Hunt down the biggest security threats
Giving an example of how organisations can change the way they look at data, Young said they can look at the data for the probable path of attack, rather than chasing down every alert.
“One of the things that is unappreciated about the story of the Oakland As is that they put their new insights into practice. They changed not only the way they recruited players by going after rookies and veterans, but they also fielded their team differently. They changed the way they operated,” he said.
The result of this change is that the Oakland As went from a losing record to winning 20 straight games and setting a new American League record.
“This is certainly a story we can learn from in terms of how we can challenge our fundamental assumptions around security and do things differently with a lot of the tools and people we already have in place,” said Young.
Information security professionals need to have the courage to stop chasing down every alert, he said, and instead trust the security architecture to deal with 98% of what is coming at the organisation.
“Then take the talented people in the security team to go on offence, think like an attacker, and go hunting for the 2% of threats and attacks that you really care about,” he said.
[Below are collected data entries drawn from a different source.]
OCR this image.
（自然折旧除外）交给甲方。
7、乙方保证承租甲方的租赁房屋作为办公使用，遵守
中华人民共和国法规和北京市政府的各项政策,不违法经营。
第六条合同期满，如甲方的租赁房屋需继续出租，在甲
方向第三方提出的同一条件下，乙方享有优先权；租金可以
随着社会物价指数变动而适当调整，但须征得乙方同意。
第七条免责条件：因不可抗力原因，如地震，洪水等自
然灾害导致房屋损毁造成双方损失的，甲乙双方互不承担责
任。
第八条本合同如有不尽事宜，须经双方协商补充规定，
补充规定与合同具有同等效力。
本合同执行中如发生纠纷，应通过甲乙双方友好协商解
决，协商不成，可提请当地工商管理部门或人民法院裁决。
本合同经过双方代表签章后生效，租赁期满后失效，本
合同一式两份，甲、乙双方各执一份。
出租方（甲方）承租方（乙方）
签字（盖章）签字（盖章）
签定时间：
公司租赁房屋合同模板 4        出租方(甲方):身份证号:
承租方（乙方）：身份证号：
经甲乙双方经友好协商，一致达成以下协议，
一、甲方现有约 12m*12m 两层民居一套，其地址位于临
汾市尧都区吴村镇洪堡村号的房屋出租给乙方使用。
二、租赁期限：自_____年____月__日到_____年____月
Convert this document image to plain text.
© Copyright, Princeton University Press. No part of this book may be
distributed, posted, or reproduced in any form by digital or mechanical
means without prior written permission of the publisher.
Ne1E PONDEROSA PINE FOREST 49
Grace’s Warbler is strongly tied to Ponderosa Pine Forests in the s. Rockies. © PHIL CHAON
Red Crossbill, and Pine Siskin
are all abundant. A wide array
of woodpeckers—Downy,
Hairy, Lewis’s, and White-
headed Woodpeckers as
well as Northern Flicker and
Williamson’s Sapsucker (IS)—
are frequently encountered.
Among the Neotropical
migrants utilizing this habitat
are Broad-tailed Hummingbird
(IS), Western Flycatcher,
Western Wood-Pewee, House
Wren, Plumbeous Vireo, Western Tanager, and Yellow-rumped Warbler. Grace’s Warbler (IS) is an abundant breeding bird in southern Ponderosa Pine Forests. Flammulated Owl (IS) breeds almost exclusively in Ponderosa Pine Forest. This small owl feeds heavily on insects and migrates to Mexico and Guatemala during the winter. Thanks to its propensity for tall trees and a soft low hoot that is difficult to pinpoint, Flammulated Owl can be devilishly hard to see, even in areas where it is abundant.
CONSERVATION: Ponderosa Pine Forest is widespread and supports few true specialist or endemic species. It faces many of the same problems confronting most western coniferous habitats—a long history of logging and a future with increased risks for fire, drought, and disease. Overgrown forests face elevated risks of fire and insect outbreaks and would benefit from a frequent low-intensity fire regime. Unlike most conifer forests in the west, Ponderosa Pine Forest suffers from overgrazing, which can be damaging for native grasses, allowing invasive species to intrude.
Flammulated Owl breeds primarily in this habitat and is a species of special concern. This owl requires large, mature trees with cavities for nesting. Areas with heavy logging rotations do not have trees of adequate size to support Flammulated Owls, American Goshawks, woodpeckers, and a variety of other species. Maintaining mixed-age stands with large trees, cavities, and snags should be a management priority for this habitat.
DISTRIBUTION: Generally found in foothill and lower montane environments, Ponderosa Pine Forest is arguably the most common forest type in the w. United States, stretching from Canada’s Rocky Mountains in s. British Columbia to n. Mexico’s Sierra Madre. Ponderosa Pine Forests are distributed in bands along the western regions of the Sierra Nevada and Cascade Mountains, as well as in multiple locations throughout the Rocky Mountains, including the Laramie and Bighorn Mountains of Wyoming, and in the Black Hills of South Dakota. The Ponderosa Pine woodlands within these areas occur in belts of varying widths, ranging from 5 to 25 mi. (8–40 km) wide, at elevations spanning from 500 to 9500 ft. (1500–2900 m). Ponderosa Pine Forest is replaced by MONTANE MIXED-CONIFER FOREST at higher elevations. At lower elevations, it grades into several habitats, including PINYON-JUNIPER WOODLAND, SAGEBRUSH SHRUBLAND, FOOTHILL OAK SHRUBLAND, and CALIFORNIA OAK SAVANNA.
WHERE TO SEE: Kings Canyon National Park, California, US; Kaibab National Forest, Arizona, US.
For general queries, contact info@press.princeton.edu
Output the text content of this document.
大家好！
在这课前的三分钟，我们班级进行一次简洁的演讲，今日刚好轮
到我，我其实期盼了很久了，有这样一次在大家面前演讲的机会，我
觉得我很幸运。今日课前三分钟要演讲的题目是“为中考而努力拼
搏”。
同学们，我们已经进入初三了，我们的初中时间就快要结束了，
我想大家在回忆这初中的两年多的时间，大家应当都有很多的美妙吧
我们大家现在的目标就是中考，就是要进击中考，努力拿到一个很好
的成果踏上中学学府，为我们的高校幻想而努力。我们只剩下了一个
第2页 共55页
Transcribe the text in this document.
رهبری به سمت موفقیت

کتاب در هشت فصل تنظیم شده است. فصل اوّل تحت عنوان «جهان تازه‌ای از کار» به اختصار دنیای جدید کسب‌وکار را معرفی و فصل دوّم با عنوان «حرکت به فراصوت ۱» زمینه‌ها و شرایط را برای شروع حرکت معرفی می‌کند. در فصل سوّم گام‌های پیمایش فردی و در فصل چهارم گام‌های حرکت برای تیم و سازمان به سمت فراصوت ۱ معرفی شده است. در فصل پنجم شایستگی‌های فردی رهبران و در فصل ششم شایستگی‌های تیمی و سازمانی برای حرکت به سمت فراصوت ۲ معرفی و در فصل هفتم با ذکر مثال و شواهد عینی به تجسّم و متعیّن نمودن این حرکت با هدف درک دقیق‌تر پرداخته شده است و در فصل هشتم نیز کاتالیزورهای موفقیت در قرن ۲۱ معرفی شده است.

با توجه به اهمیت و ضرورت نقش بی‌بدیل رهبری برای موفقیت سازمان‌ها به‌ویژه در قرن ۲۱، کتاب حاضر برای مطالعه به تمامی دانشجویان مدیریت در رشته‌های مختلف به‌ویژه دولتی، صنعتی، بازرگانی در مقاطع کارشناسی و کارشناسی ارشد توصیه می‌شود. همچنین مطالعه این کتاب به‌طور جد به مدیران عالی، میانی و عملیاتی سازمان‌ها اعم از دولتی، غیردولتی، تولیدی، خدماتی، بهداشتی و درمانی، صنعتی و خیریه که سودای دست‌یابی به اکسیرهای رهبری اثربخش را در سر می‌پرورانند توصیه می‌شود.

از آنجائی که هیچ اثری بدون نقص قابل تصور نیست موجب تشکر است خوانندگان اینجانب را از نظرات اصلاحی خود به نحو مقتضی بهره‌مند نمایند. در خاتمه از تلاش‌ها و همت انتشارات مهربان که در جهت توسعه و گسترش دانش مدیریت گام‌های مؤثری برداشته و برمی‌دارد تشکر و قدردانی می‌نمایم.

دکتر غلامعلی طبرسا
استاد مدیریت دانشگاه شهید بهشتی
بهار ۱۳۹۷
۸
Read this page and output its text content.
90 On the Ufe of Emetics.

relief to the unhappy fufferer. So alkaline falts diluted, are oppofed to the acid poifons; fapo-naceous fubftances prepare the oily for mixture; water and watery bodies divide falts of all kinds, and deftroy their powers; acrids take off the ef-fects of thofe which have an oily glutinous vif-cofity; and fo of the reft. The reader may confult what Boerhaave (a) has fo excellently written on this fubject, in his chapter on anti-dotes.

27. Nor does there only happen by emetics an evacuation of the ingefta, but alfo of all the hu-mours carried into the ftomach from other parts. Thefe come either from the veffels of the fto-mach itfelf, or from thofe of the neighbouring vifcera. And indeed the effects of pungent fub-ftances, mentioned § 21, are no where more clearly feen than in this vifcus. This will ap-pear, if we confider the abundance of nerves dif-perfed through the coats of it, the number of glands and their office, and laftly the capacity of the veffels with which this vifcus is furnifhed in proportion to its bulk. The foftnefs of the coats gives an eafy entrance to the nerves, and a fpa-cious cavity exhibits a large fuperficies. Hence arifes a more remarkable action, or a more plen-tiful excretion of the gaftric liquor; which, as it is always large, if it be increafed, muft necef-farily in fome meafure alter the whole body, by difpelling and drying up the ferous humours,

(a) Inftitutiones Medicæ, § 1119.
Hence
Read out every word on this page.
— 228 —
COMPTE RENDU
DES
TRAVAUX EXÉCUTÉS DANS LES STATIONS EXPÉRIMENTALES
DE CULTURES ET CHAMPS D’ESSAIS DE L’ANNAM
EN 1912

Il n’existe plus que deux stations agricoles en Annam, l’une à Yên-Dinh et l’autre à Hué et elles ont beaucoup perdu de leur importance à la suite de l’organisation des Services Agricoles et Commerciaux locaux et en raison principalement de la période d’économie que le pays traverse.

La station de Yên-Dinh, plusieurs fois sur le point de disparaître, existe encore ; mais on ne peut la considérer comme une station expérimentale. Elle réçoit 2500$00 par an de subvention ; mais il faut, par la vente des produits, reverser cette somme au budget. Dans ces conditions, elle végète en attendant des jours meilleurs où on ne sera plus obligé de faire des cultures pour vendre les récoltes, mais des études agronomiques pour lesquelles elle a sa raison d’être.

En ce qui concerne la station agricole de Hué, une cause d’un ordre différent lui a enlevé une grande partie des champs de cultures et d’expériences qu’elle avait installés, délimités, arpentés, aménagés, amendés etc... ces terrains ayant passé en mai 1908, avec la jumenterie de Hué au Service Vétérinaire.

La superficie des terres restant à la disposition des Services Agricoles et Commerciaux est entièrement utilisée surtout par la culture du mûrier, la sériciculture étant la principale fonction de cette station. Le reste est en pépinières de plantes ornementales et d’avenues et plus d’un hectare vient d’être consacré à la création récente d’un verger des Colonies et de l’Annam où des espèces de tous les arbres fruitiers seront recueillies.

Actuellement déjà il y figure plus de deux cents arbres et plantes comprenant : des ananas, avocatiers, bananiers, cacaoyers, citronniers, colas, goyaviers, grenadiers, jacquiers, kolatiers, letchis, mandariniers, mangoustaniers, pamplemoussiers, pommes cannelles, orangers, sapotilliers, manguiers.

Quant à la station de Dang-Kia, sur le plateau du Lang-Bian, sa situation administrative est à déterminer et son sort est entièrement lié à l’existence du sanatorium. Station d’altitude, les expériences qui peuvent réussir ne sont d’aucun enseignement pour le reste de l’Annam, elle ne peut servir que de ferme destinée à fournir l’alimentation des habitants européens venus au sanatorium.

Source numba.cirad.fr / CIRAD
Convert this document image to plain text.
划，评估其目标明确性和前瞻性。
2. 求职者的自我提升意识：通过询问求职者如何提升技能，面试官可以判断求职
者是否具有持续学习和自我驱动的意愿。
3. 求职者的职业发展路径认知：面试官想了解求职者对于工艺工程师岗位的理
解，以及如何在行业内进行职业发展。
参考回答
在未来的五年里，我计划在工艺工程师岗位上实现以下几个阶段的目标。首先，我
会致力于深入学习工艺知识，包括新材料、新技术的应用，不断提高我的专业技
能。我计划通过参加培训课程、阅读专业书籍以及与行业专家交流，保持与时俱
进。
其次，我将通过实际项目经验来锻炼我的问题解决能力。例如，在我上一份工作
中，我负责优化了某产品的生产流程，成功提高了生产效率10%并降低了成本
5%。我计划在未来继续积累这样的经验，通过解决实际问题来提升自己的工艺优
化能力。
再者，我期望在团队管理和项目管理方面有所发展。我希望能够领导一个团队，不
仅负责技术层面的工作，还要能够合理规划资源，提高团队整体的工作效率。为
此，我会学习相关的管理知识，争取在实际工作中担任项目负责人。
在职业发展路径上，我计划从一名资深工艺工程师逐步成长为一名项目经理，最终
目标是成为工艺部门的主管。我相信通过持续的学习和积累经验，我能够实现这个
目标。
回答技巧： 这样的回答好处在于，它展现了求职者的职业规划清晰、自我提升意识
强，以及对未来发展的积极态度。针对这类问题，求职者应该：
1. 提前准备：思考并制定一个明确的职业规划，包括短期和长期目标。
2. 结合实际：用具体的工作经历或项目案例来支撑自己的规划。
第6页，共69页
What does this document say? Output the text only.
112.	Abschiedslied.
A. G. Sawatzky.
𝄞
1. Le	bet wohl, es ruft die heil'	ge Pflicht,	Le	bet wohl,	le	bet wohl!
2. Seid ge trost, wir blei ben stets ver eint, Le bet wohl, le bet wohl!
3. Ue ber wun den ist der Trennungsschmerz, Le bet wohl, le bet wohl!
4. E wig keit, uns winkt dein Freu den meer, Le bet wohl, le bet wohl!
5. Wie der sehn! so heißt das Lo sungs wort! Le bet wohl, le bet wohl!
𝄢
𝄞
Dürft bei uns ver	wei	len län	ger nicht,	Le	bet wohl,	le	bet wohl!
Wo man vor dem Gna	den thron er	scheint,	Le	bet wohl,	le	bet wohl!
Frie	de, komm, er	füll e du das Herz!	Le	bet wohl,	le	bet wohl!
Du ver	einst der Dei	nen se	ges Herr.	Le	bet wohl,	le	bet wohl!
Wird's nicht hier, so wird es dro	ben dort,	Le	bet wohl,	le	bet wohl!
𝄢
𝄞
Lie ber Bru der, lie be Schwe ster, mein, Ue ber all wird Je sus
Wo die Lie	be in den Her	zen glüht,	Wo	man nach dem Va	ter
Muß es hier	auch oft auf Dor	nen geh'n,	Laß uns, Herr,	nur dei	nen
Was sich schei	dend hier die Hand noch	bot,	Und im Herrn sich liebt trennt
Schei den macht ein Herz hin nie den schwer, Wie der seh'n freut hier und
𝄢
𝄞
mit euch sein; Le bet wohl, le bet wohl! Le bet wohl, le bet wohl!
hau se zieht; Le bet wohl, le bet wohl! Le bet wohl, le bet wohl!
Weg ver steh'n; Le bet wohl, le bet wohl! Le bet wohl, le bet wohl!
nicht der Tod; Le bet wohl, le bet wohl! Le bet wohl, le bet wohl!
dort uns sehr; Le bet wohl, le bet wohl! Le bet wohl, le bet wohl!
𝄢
This approach requires a different mindset to the one most information security professionals have, he said, and may involve using security technologies differently to get better results from new insights.
“If we think differently about the information we have, if we put it in context of the attacks we really care about, if we operate differently by putting new practices into place and have the courage to see it through, I believe that we could write our own Moneyball story for the security industry,” he said.